Building construction

Originally posted by Phillip Molnar | Jan. 18, 2016 discusses what SD renters favor in their local market.

San Diego renters care more about being close to a bar than public transit or a school, said a study by the National Multifamily Housing Council.

The council interviewed nearly 120,000 people across the United States to find out what amenities renters are looking for, in part, because of the rise in apartment living. As it did in 2013, the nonprofit industry association also completed a specific report on San Diego that interviewed 1,810 renters in August last year.

In general, San Diego County renters, like the rest of the nation, value Internet tools for paying rent or communication with their landlords, said the report released last week.

But San Diegans differed from other U.S. renters on domestic appliances. A majority, 94 percent, want a washer and dryer in their unit versus 87 percent nationally.

Also, San Diego sure likes its pets. Forty one percent of local renters had a cat or dog — 8 percentage points more than the nation.

These are the things most important to San Diego renters:

Washer/dryer in unit: On a scale of 1 (not interested at all) to 5 (very interested), this amenity scored a mean rating of 4.78.

Internet: Ninety-four percent of respondents said they wanted high-speed Internet access, up from 88 percent in 2013. It did not specify if they expected a landlord to provide this or just wanted the service available in their area.

Popular features: Patio or balcony (91 percent), walk-in closet (90 percent) and microwave (88 percent).

Location: In an ideal situation, 75 percent of renters said being within walking distance of a grocery store was preferred. Other important walkable destinations were a restaurant (61 percent), work (34 percent), bar (28 percent), public transit (27 percent) and schools (22 percent).

Electronically rent payment: It was extremely important for San Diegans to use the Internet with 76 percent preferring to pay their rent this way.

Parking: This was the most important community feature for respondents at 95 percent. It was followed by a pool at 86 percent.

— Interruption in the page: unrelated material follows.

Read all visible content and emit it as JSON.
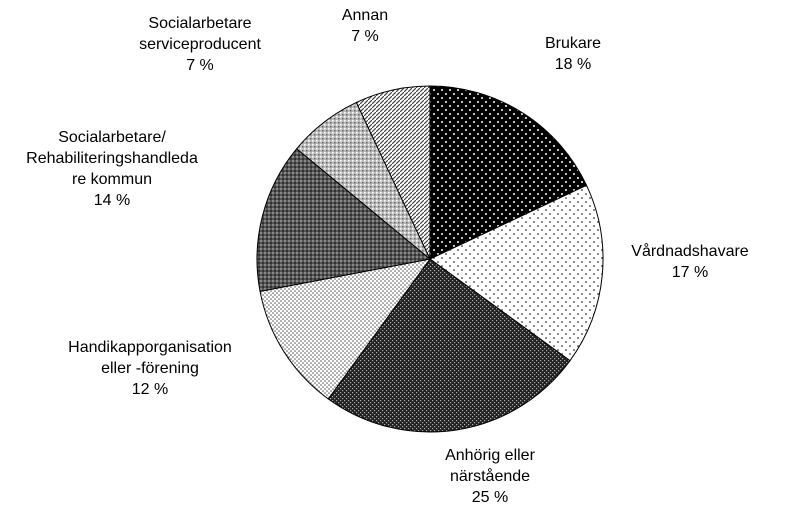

Borre Winckel, president and CEO of the local Building Industry Association, said he could not say for sure why washer and dryers were so important but that it could be related to healthy lifestyles so popular in San Diego.

“San Diego young people love healthy living, exercise, working out,” he said. “This means more stuff that needs to go in the laundry.”

Preferred within walking 
distance for renters

Grocery store: S.D. 75%
U.S. 70%
Restaurant: S.D. 61%, 
U.S. 58%
Work: S.D. 34%, 
U.S. 36%
Public transit: S.D. 27%
U.S. 34%
Bar: S.D. 28%, 
U.S. 32%
School: S.D. 22%, 
U.S. 17%

National Multifamily 
Housing Council, 
Kingsley Associates

Winckel acknowledged renters could have become more accustomed to the appliances in apartments targeted to eventually become condos, but that the phenomenon was not unique to San Diego.

Realtor Jason Cassity, who works with sellers and renters at City Consulting Group downtown, said location and proximity to services is a higher priority for renters than homeowners.

“Someone who is willing to buy a place might see the value in maybe being a couple miles further away from the hot spots to have the value of owning,” he said. “But, for renters, if they are going to pay these high prices, they want everything within walking distance.”

Most respondents said they had lived in their apartments one to three years (35 percent) and six months or less (29 percent). Nearly half of respondents said they planned to live at their place one to three years.

Despite rising home and rent prices, 67 percent said they see themselves owning a home in five years. About the same percentage wanted to own a home in the neighborhood similar to where they were renting.

About 41 percent of San Diego renters said they had previously owned a home, probably a consequence of the Great Recession.

Almost half of respondents said they paid $1,301 to $1,900 a month in rent, which was in line with average rental prices.

Yelp and other review sites seem to hold less weight for San Diegans over the national average with 51 percent of renters saying a website stopped them from visiting a community. Nationally, 54 percent said opinion sites kept them from visiting.

One thing San Diego renters really do not want is a call from their landlord. Email is the preferred method, at 86 percent, and just 8 percent requested a phone call.

There were more female renters, 54 percent, than male renters in San Diego, and 60 percent of renters were 25 to 44 years old, the council report said.

San Diegans spent $9.4 billion in rent in 2015, according to a study from real estate website Zillow.